Capítulo XLV

Batalla de Cassano, Italia, 16 de agosto de 1705.

Luis José de Borbón, duque de Vendôme, gracias a los refuerzos recientemente recibidos, intentó someter, con su ejército, a Víctor Amadeo II de Saboya, quien hacía poco se había aliado con el partido austríaco. Estuvo a punto de logarlo, pero el duque de Saboya pidió al emperador que fuera en su ayuda. El príncipe Eugenio de Saboya era quien iba al frente de tales refuerzos y se enfrentó a las tropas de Luis José de Borbón. El comienzo de la carnicería, una más de las tantas que hubo durante la guerra de Sucesión española, tuvo lugar en las márgenes del río Adda. El feroz y despiadado ataque de Eugenio de Saboya pilló tan desprevenidas a las tropas del duque de Vendôme, que no tuvieron más remedio que tratar de salir de allí como fuera para organizar posteriormente una contraofensiva. Muchos hombres huyeron despavoridos campo a través. Otros, la mayoría, trataron de cruzar el río para ponerse a salvo en la otra orilla. Cientos murieron ahogados.

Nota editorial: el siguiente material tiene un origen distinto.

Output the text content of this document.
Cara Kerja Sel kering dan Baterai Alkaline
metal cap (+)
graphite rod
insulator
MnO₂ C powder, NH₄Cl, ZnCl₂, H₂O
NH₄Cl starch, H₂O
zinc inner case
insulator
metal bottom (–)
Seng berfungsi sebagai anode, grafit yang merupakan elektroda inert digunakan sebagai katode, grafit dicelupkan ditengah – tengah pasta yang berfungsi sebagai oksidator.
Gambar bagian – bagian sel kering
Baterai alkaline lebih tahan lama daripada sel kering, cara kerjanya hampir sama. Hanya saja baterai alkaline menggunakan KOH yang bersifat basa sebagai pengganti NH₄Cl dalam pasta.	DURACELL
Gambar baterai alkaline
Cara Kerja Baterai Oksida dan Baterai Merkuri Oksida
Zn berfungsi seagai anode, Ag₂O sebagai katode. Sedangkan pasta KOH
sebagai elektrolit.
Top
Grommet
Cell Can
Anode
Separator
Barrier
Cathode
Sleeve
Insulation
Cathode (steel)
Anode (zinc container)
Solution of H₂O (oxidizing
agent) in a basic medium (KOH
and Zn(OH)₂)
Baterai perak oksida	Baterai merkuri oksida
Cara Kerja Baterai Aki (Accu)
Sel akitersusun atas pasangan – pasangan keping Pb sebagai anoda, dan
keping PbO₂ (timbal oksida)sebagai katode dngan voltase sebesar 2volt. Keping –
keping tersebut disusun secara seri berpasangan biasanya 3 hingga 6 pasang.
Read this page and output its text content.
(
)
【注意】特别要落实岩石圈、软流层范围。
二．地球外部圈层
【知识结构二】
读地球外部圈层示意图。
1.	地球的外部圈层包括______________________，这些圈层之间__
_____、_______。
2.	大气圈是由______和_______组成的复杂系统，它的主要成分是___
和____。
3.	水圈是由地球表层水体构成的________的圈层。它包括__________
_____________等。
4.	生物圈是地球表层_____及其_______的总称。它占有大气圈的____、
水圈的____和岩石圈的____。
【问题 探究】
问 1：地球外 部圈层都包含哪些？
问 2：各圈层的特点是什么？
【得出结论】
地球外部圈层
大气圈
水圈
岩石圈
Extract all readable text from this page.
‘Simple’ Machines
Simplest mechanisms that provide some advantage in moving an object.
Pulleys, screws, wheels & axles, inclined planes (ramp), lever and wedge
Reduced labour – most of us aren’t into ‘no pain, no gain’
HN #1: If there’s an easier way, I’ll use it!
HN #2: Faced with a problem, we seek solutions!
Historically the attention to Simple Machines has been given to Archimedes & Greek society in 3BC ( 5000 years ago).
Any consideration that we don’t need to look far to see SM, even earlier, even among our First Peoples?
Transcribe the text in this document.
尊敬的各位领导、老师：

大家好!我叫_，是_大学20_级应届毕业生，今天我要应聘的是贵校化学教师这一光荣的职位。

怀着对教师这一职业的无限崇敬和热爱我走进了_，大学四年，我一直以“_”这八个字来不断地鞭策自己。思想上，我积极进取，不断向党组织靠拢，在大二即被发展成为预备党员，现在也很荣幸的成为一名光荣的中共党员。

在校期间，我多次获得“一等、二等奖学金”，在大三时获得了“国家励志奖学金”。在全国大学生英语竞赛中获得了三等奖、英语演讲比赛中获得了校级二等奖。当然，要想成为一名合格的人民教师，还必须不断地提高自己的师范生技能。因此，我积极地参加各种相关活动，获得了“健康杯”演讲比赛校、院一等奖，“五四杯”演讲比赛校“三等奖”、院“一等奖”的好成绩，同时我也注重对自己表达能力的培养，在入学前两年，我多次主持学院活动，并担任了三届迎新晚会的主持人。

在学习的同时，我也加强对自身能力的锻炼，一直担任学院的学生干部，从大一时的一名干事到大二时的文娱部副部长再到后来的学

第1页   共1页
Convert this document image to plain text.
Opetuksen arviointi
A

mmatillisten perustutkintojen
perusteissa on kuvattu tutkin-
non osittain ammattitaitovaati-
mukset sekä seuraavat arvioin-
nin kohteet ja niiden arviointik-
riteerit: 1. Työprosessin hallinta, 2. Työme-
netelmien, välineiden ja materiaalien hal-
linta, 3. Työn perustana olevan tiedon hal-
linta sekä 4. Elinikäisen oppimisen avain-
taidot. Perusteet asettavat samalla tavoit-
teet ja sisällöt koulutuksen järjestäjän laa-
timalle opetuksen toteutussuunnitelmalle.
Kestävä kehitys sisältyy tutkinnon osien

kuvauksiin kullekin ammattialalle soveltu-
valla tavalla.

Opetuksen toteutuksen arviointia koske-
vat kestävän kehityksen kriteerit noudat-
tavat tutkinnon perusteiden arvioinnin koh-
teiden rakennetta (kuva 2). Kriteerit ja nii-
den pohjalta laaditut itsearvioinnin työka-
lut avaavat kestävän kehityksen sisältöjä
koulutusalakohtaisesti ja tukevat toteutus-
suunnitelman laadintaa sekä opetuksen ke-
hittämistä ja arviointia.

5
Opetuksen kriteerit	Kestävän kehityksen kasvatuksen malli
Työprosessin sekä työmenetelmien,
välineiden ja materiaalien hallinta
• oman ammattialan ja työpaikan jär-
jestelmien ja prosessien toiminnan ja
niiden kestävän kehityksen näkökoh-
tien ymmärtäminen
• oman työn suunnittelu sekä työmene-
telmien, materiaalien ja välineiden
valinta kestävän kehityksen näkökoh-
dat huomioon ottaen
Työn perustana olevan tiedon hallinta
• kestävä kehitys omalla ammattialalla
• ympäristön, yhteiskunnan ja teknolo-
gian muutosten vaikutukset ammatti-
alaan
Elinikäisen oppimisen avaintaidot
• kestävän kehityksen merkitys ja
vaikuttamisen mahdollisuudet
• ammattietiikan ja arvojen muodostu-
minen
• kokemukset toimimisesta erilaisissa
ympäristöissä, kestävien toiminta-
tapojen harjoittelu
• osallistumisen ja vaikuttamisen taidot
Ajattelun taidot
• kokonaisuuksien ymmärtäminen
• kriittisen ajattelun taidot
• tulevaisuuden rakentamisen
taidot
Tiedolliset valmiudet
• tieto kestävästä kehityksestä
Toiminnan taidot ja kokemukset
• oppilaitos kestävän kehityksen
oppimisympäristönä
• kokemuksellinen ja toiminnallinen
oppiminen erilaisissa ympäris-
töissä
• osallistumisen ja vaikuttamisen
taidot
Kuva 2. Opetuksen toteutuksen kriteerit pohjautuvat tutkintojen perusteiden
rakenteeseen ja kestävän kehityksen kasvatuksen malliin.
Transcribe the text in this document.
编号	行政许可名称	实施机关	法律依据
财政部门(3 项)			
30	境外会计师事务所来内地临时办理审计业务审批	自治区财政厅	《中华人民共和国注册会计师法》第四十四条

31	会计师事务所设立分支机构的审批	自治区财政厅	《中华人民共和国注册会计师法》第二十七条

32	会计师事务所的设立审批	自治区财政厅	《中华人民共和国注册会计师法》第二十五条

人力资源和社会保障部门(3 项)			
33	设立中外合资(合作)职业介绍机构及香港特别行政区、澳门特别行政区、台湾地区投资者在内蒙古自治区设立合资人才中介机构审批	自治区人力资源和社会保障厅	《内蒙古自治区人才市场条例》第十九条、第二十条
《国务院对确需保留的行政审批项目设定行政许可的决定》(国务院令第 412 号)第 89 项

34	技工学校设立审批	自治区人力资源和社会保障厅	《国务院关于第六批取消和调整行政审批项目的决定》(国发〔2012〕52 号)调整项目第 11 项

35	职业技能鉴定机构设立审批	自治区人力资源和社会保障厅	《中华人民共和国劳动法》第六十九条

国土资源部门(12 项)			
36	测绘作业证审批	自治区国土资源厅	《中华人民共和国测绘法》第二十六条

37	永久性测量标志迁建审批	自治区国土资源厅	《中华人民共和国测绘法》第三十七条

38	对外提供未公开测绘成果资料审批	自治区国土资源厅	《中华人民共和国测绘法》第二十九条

Ante las notables y cuantiosas pérdidas que pudiese llegar a sufrir, al intentar cruzar el río, más por lo profundo que era que por los envites de las tropas del Borbón, Eugenio de Saboya trató de desviar la contienda a Cassano. Las tropas francesas avanzaron hacia él a marchas forzadas, pero aun así, Eugenio de Saboya no cambió de idea y les hizo cruzar el río de nuevo. Tras esto, las tropas francesas contraatacaron y obligaron, esta vez, a que fueran las tropas austríacas las que cruzaran el río.

Un toma y daca continuo. El Adda se volvió tan rojo, que parecía que una de las siete plagas de la Biblia se había cumplido.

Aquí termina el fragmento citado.